Steeped in French Canadian tradition and German folklore, these five markets are guaranteed to fill you with Christmas cheer
"Inspired by the Old World and influenced by the New", Toronto Christmas market, held in the city's historic Distillery District, offers all the charm of a traditional European market with a few Canadian twists. Visitors are entertained by Bavarian brass bands, organists and folk dancers from Slovenia and Ukraine. There are beer gardens too and festive bars serving hot rum and Christmas cocktails. Try pierogi (Polish dumplings) sharpened with sour cream and fried onions or poutine, a rib-sticking combination of French fries, gravy and soft cheese-curds. Invented in rural Quebec in the 1950s, the dish is one of Canada's guilty pleasures.
Toronto's market also boasts a life-size gingerbread house for the kids (no Hansel and Gretel-style witches with ovens though, thankfully) along with stalls selling Canadian beeswax candles, wooden toys and other traditional gifts. St Nicholas arrives on the 5th of December amid colourful processions, while a World Caroling Challenge is due to be held on the final day of the market (15th December).
The market is held between the 29th of November and the 15th of December 2013.
Kitchener is one of the oldest and largest German communities in Canada and boasts a market steeped in folklore and Teutonic tradition. Listen out for local resident Klaus, a German organ grinder, watch candle-lit processions and demonstrations by local blacksmiths and stop to buy delicate blown-glass ornaments, schnitzel, and stollen studded with sticky dried fruit. Nativity scenes and plays are staged across the weekend featuring characters such as Knecht Ruprecht (Ruprecht the farm hand). A companion of the German Saint Nicholas, Ruprecht carries a sack filled with sweets for good children and a bundle of switches for dealing with those whose behaviour leaves something to be desired.
The market, which celebrates its 17th anniversary this year, is held between the 5th and the 8th of December.
Founded in 1608 by French settlers, Quebec City is one of the oldest in North America.
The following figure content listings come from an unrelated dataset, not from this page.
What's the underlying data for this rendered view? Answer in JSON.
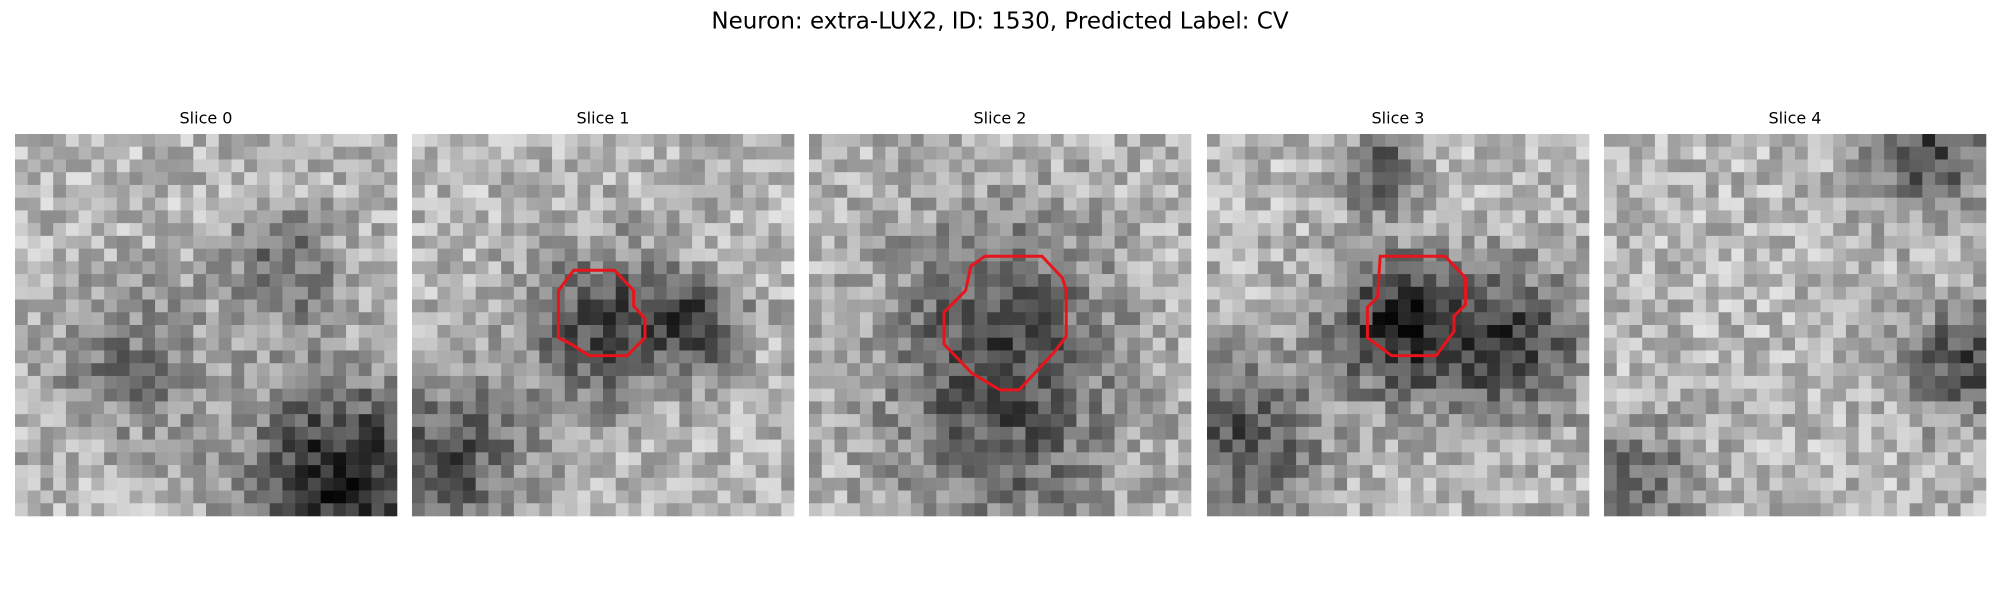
{
  "title": "Neuron: extra-LUX2, ID: 1530, Predicted Label: CV",
  "panels": [
    {
      "title": "Slice 0"
    },
    {
      "title": "Slice 1"
    },
    {
      "title": "Slice 2"
    },
    {
      "title": "Slice 3"
    },
    {
      "title": "Slice 4"
    }
  ]
}
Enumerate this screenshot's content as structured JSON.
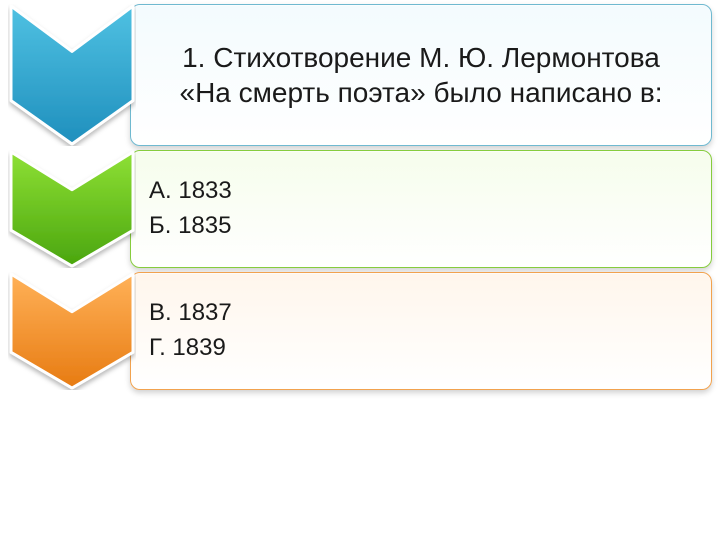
{
  "infographic": {
    "type": "chevron-list",
    "background_color": "#ffffff",
    "row_gap": 4,
    "chevron_width": 128,
    "panel_radius": 10,
    "panel_shadow": "0 3px 6px rgba(0,0,0,.18)",
    "rows": [
      {
        "role": "question",
        "height": 142,
        "chevron": {
          "fill_top": "#4fc1e2",
          "fill_bottom": "#1f8fbd",
          "stroke": "#ffffff",
          "stroke_width": 3
        },
        "panel": {
          "border_color": "#6fb9d0",
          "bg_top": "#f3fbfe",
          "bg_bottom": "#ffffff",
          "fontsize": 28,
          "align": "center"
        },
        "text": "1. Стихотворение М. Ю. Лермонтова «На смерть поэта» было написано в:"
      },
      {
        "role": "answers",
        "height": 118,
        "chevron": {
          "fill_top": "#8ee035",
          "fill_bottom": "#4aa50e",
          "stroke": "#ffffff",
          "stroke_width": 3
        },
        "panel": {
          "border_color": "#86cc3d",
          "bg_top": "#f6fdec",
          "bg_bottom": "#ffffff",
          "fontsize": 24,
          "align": "left"
        },
        "lines": [
          "А. 1833",
          "Б. 1835"
        ]
      },
      {
        "role": "answers",
        "height": 118,
        "chevron": {
          "fill_top": "#ffb158",
          "fill_bottom": "#e77b12",
          "stroke": "#ffffff",
          "stroke_width": 3
        },
        "panel": {
          "border_color": "#f2a24e",
          "bg_top": "#fff6ec",
          "bg_bottom": "#ffffff",
          "fontsize": 24,
          "align": "left"
        },
        "lines": [
          "В. 1837",
          "Г.  1839"
        ]
      }
    ]
  }
}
In the weeks before Christmas, the scent of pine-needles drifts through the streets of the historic centre where the nouvelle-French architecture glistens with lights. At Le Marché du Vieux-Port on Quai Saint-André traders sell hand-made decorations, woollen scarves, maple syrup and tourtiere, a meat pie eaten in Quebec around Christmas and Thanksgiving. The market coincides with the Quebec City Lights Festival, which marks the winter solstice on the 21st of December. More illuminations, along with ice-sculptures, can be found at the Festi Lumière in the city's aquarium.
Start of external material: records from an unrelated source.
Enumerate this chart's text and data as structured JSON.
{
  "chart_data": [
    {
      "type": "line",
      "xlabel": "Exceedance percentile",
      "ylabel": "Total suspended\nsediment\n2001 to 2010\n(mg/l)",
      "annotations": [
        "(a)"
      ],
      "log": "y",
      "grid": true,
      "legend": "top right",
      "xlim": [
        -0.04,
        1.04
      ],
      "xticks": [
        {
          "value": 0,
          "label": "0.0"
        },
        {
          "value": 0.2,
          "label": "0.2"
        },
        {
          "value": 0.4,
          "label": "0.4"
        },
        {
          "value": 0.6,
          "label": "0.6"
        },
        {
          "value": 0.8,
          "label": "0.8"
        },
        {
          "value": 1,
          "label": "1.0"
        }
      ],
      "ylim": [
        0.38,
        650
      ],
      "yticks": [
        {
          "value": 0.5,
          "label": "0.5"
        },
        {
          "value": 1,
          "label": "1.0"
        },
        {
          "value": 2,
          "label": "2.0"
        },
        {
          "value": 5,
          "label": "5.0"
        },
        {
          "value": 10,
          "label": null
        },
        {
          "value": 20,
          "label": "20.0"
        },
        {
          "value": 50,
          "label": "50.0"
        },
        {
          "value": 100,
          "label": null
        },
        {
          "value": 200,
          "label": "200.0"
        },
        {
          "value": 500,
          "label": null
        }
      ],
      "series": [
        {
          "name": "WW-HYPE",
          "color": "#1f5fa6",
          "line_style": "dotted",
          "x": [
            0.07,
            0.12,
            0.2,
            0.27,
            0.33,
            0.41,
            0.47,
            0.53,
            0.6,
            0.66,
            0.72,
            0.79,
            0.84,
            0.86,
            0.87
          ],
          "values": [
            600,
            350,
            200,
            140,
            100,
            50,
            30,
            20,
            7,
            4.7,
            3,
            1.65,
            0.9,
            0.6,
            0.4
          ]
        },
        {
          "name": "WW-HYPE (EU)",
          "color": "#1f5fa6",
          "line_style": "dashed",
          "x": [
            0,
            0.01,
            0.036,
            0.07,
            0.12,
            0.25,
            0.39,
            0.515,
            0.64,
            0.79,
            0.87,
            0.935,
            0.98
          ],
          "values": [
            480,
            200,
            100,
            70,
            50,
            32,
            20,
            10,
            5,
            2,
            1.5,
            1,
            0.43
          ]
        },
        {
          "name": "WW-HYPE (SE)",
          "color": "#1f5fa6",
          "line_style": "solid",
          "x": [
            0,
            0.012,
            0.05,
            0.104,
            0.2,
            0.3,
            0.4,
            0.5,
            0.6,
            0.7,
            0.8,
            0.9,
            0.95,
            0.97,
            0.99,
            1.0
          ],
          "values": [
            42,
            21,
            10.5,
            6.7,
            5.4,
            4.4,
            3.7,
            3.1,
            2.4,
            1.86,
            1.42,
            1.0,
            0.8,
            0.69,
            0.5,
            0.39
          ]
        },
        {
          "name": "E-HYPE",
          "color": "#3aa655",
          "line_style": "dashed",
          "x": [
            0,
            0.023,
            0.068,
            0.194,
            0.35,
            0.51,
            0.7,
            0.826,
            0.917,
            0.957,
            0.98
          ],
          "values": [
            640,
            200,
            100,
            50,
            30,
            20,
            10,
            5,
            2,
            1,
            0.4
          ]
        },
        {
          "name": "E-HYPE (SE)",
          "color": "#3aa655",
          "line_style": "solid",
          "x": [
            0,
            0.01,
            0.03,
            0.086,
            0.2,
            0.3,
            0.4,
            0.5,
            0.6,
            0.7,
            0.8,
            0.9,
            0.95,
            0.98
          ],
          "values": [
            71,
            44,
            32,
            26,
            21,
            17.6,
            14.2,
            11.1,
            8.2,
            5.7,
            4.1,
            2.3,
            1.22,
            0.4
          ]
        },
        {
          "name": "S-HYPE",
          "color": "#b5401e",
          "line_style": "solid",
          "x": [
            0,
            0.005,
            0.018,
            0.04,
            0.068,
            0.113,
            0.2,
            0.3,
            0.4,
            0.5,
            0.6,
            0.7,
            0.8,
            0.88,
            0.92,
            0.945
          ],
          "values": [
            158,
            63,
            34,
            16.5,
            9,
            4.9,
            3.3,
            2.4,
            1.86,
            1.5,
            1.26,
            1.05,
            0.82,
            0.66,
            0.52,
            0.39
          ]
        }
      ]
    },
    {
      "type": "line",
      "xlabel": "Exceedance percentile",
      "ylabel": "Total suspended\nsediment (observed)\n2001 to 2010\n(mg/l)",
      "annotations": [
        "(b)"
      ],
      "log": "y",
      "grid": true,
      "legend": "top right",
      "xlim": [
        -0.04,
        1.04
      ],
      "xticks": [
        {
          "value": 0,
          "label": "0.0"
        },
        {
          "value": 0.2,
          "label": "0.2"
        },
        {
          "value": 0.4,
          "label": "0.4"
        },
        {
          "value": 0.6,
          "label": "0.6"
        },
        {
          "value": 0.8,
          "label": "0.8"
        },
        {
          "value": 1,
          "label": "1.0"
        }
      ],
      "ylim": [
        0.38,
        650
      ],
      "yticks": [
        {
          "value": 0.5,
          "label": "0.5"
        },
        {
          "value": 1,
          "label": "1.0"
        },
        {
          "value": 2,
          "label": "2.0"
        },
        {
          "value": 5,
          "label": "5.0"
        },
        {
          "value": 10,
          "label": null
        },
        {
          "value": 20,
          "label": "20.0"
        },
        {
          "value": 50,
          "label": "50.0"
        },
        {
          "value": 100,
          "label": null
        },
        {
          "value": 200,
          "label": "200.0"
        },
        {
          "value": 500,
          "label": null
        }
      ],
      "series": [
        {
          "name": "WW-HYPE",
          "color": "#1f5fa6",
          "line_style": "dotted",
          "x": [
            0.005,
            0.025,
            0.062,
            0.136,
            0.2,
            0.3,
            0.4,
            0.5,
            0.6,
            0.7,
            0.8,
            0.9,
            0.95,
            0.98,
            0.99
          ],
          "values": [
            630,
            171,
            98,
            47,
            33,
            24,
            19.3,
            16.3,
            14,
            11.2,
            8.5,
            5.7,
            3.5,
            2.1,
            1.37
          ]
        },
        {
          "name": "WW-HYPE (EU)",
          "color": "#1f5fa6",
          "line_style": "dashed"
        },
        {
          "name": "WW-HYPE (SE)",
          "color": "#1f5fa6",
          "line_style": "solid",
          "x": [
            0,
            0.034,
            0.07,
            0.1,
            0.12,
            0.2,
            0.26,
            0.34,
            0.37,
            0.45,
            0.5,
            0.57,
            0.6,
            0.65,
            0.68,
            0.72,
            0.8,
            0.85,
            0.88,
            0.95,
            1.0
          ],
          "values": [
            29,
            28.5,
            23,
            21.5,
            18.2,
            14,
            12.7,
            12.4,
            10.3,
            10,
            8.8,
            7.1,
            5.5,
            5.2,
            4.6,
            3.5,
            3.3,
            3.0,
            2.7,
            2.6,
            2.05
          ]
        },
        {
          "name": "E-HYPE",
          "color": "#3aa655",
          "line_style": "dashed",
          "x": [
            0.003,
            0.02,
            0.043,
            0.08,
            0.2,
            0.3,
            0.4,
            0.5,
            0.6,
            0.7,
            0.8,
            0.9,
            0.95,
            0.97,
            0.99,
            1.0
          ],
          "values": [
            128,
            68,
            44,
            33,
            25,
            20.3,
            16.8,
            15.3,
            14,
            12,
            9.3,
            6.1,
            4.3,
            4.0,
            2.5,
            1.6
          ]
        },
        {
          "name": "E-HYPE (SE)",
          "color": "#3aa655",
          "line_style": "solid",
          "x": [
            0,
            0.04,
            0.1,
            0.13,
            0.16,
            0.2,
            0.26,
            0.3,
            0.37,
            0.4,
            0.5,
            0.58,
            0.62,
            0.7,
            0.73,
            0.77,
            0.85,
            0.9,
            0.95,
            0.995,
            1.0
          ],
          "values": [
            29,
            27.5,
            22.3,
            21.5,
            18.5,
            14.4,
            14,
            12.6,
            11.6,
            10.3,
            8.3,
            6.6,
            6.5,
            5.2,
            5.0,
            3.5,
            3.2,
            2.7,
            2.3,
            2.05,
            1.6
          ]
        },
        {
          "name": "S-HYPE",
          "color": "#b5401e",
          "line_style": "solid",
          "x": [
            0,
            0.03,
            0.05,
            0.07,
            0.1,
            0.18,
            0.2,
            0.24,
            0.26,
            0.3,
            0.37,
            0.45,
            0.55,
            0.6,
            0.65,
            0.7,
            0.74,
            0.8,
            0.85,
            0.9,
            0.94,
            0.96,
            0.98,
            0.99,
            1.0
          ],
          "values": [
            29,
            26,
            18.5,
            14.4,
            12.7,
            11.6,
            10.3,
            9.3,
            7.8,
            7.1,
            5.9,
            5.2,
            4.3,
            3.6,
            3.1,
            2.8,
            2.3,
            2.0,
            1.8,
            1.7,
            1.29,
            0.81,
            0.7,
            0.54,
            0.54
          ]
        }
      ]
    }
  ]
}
In the first two weeks of December, the city also holds a German-style market while those in search of characterful Christmas presents should head to the city craft fair held between the 12th and the 22nd of December. Here you can find hand-thrown pots, intricate jewellery and winter furs.
Confit duck, pear cider, maple butter and salted caramels. Just four reasons to visit The Marché de Noël et des Traditions held in Longueuil, a suburb of Montreal on the south shore of the Saint Lawrence River. The food, much of which comes from small independent producers and local farms, is the highlight here, though gifts are on offer too. Children can ride the wooden train which trundles through snowdrifts, between the garlanded stalls. Musicians and folk dancers provide festive entertainment and Santa is usually on hand to grant Christmas wishes.
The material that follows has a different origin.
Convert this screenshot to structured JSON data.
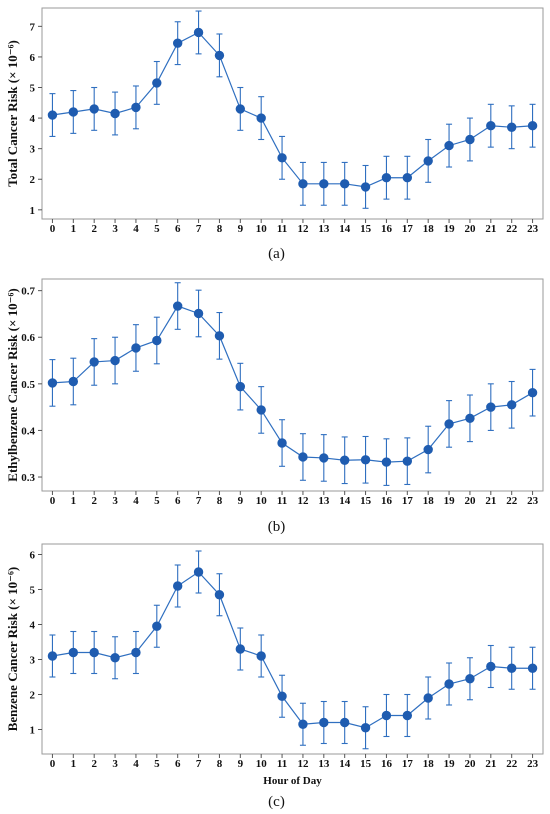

December 6-8, 13-15 and 20-22, 2013.
Flaming bowls of feuerzangenbowle (“fire-tongs punch”) will keep you warm as you wander between the wooden chalets that fill the Queen Elizabeth Theatre Plaza in central Vancouver. This traditional German drink involves a rum-soaked sugarloaf set ablaze and left to melt into a beaker of mulled wine. Along with baked apples and decadent Swiss raclette, it's just one of the winter treats available at Vancouver's Christmas market. The German-themed market is also the place to find painted beer steins, elegant lace-work decorations and many other handmade gifts. Poinsettias, Christmas lights and advent wreaths add a splash colour with an old-fashioned Christmas carousel, gospel choirs and string ensembles for entertainment.
If you're on the hunt for arty stocking-fillers, why not join the locals at the 40th annual Craft Circle Christmas Market? The market features hundreds of stalls with work by Canadian artisans including wood-turners, glass-blowers and toy makers. It's the perfect place to find a special Christmas gift.
The market runs from November 22 to December 24, 2013.